The Life of Julius Caesar
Part 2: Government and Gaul
Pompey was a great general who had great successes in the field. He won a series of great victories in Asia and returned to Rome in 62 to ask the Senate to approve of the territory arrangements that he had made as a result of his victories on the battlefields. Crassus, who was quite jealous of Pompey's war successes, persuaded the Senate not to approve of Pompey's plans.
Caesar, sensing an opportunity, persuaded the two consuls to work together and promised to support both of them. His price: a consulship of his own. Crassus and Pompey agreed, and 60 B.C. saw the formation of the First Triumvirate. (Pompey, who might have been suspicious of Caesar's motives at this time, was probably pacified by his new wife, who happened to be Caesar's daughter, Julia.) Caesar had also taken a new wife himself, by the name of Calpurnia.
Within a year, Caesar was true to his word: Pompey's proposals were approved, so were Crassus's and Caesar himself was granted a five-year term as proconsul of Gaul after his tour of duty as a consul had finished.

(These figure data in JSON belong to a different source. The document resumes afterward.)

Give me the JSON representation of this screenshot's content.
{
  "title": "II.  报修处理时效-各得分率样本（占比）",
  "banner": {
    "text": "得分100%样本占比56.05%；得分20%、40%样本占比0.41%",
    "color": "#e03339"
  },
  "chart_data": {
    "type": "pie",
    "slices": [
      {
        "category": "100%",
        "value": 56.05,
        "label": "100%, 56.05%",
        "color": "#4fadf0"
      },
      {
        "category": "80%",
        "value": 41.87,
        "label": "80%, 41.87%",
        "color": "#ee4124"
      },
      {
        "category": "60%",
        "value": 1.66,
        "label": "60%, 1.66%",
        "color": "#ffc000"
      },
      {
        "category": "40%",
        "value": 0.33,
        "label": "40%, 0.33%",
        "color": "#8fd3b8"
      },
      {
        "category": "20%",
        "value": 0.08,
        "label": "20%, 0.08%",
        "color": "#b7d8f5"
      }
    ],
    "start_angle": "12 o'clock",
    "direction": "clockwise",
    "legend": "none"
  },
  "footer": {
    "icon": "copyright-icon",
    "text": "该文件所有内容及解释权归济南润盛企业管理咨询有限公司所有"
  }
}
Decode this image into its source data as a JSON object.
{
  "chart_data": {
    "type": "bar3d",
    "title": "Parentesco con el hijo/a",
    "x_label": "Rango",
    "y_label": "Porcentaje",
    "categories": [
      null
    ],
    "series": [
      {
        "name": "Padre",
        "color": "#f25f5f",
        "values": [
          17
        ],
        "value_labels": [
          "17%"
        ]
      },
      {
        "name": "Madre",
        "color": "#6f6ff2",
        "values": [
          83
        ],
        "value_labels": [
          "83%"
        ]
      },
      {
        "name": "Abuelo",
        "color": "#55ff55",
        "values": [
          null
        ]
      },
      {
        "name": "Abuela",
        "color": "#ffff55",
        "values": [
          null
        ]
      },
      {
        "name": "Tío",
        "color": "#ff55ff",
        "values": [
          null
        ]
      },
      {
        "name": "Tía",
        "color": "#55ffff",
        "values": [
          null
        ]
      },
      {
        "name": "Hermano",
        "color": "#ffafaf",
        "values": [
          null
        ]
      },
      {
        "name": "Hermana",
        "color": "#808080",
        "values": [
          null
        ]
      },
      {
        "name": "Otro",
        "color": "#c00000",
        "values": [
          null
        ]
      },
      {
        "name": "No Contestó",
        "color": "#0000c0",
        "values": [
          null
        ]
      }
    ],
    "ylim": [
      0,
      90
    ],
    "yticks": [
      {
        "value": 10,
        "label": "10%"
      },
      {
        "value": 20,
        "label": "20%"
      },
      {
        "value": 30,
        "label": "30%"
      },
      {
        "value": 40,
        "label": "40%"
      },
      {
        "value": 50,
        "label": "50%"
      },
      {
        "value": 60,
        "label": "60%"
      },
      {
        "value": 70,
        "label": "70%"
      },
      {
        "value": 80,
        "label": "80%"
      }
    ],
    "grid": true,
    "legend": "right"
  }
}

He left for Gaul in 58 and ended up staying there for nine years. During this time, he directed great military victories but also personally killed or had killed a great many people who stood in his way. The Gaul that he conquered included what is now France, Belgium, southern Holland, Germany west of the Rhine River, and most of Switzerland.
He led expeditions across the English Channel to Britain in 55 and 54 B.C. Neither expedition succeeded in establishing a permanent base. The Roman "civilization" of Britain would have to wait.
With Caesar making a name for himself with his great victories in Gaul and his attempts at subjugating Britain, Crassus and Pompey grew jealous (and, many historians argue, rightfully so). They had been in power and winning wars before Caesar happened on the scene, and they didn't like him getting most of the credit for Rome's recent successes. Itching for victories, Crassus requested and received command of the armies of the East. His reward was a quick death in a battle against the Parthians. Pompey, meanwhile, was increasingly an enemy of Caesar, mainly because nothing kept them together anymore. Julia, Caesar's daughter and Pompey's wife, had died in childbirth in 54. With Crassus gone, the two great generals were suspicious of each other, and each wanted to be sole consul.